APL 62 Figueiredo das donas
Numa aldeia montanhosa da pittoresca Vouzella existem as ruinas do paço que deu o nome á freguezia de Figueiredo das Donas. Está desmantelado e inhabitavel. As paredes, cujos vãos de antigas janellas com seus poiaes de pedra ainda permittem se trace na imaginação, com probabilidades de acerto, a divisão interior, estão apenas seguras pelas heras, que foram trepando, trepando, como abraços de ferro com que a natureza provê á incuria dos homens.
Lá dentro cresceram, vão-se desenvolvendo e dando vila áquelle ermo algumas arvores. Um mattagal de silvas, enleando-se em caprichosas curvas, protege-as desconfiado dos passos do visitante, um investigador talvez e portanto amigo, mas que póde ser um dos enthusiastas do progresso ancho e vaidoso de que falava Herculano, d’esses que não cabem ao pé de velharias, e por isso isso podem examinal-as, sem levar comsigo o alvião destruidor de quanto nos legou o passado.

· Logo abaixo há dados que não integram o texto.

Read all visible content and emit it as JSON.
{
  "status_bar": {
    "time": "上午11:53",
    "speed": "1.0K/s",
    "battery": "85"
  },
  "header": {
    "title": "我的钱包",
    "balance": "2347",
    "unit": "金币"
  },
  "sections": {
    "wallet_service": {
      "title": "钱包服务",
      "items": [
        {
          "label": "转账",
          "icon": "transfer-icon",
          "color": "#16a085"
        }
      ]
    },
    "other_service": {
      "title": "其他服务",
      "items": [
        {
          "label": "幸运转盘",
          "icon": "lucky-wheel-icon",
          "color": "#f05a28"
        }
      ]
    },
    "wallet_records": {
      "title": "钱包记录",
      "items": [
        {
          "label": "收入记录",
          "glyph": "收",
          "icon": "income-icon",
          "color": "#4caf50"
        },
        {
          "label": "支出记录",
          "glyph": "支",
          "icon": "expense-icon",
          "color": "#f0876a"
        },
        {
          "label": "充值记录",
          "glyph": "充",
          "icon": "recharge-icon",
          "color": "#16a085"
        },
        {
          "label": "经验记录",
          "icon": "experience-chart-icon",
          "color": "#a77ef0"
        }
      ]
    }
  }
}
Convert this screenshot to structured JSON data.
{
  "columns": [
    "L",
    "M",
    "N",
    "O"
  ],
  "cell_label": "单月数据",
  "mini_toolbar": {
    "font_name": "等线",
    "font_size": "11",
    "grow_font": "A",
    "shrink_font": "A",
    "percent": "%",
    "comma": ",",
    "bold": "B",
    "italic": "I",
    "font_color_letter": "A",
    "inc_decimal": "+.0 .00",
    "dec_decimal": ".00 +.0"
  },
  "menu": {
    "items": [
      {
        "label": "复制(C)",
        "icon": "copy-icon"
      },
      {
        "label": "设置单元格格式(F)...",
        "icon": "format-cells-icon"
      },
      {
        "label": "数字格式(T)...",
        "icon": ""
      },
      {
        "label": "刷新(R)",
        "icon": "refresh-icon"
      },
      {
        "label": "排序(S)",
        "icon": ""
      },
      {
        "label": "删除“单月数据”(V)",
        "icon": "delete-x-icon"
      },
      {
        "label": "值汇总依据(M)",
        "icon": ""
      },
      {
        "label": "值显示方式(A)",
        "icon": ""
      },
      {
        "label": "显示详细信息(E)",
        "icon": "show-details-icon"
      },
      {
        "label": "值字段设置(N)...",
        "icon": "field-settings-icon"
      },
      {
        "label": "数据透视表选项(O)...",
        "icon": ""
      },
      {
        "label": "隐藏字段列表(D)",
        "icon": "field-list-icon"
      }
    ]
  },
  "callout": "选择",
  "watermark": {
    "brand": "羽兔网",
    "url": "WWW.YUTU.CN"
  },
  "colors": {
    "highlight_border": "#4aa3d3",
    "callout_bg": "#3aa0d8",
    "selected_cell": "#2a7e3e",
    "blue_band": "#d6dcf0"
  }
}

Junto d’estas pedras, ennegrecidas pelo roçar de muitos seculos, braceja um gigantsco lodão, que, no dizer de alguem, quando está prestes a seccar, faz novo esforço para viver o tempo que as ruinas se conservarem de pé.
O panorama é surprehendente. Desce em amphytheatro a montanha; lá ao fundo serpenteia entre penedias o Vouga, que a distancia parece um fio de agua crystallina.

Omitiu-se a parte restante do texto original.